1991de Stanley Jaffe, Paramount Communicationsın başkanlığı görevine gelince Lansingi stüdyonun idaresini yüklenmeye ikna etti. 1992de Paramountu satan Viacom, Lansingi destekleyerek onu Paramount Pictures Motion Picture Groupun başkanlığına getirdi. Bu görevde ilk başarısı Forrest Gump filmi oldu.
Sherry Lansingin başkanlığında Paramount, üç filmle En İyi Görüntü Oscarını aldı: 1994te Forrest Gump, 1995te Braveheart ve 1997de Titanic.
Sherry Lansing; zekası, iradesi ve mesleki deneyimi ile sınırları zorlayarak kadınların da önemli görevlerde başarılı olabileceğini kanıtladı ve önyargıları kırmış oldu. Günümüzde kadınlar artık sinema endüstrisinin önemli mevkilerine rahatlıkla yükselebiliyor.
2004te Paramount stüdyo başkanlığından istifa eden Sherry Lansing, kendini insani yardım çalışmalarına adadı. Kansere karşı bilimsel araştırmalara fon oluşturmayı amaçlayan kendi adına bir vakıf kurdu.
Ayrıca California Üniversitesi başkan vekilliği, Carter Centerin, The American Association for Cancer Research ve Friends of Cancer Researchün idare heyeti üyeliği gibi görevlerde etkinlik gösteriyor.

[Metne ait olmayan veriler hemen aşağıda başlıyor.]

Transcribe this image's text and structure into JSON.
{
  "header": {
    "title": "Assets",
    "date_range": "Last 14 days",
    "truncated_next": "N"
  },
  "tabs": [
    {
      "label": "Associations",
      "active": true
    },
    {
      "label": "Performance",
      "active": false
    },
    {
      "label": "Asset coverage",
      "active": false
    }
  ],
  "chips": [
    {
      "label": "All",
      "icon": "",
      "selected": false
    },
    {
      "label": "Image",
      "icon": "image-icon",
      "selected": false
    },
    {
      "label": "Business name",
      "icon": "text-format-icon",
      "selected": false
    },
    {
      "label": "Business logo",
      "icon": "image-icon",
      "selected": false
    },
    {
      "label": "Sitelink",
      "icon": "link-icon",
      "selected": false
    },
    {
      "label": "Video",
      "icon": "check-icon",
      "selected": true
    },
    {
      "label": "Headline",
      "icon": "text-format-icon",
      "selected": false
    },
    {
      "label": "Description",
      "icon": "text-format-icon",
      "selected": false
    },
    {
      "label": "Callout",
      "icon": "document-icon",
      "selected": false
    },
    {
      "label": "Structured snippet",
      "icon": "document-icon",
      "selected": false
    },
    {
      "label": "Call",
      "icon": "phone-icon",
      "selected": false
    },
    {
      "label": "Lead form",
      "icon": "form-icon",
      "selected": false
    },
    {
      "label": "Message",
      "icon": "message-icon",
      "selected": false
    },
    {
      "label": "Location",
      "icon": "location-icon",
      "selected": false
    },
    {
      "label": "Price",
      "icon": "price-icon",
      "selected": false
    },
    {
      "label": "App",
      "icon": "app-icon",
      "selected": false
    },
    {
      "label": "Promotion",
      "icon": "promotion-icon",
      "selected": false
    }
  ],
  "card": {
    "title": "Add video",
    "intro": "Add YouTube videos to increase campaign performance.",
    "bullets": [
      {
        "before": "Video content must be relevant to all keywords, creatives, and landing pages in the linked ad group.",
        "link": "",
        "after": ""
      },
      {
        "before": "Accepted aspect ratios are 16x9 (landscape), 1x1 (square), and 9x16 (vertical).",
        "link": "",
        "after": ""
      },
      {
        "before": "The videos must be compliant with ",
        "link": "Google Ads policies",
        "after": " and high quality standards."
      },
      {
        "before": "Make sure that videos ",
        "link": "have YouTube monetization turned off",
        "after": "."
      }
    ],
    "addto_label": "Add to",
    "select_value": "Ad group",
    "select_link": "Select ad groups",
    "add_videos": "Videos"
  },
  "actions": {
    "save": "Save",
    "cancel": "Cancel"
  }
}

Törende ödülünü alırken Sherry Lansing yaptığı kısa konuşmada şöyle dedi; Son yıllarda yaptığım çalışmalar sırasında insanlığı tehdit eden hastalıklara çare arayan bilim adamlarının can havliyle uğraştıklarına tanık oluyorum. Onlar bu araştırmaları sessizce ama büyük bir şevk ve inançla yapıyorlar. Benim için gerçek kahramanlar onlardır. Ve bu gece bana verilen bu onuru onlarla paylaşıyorum.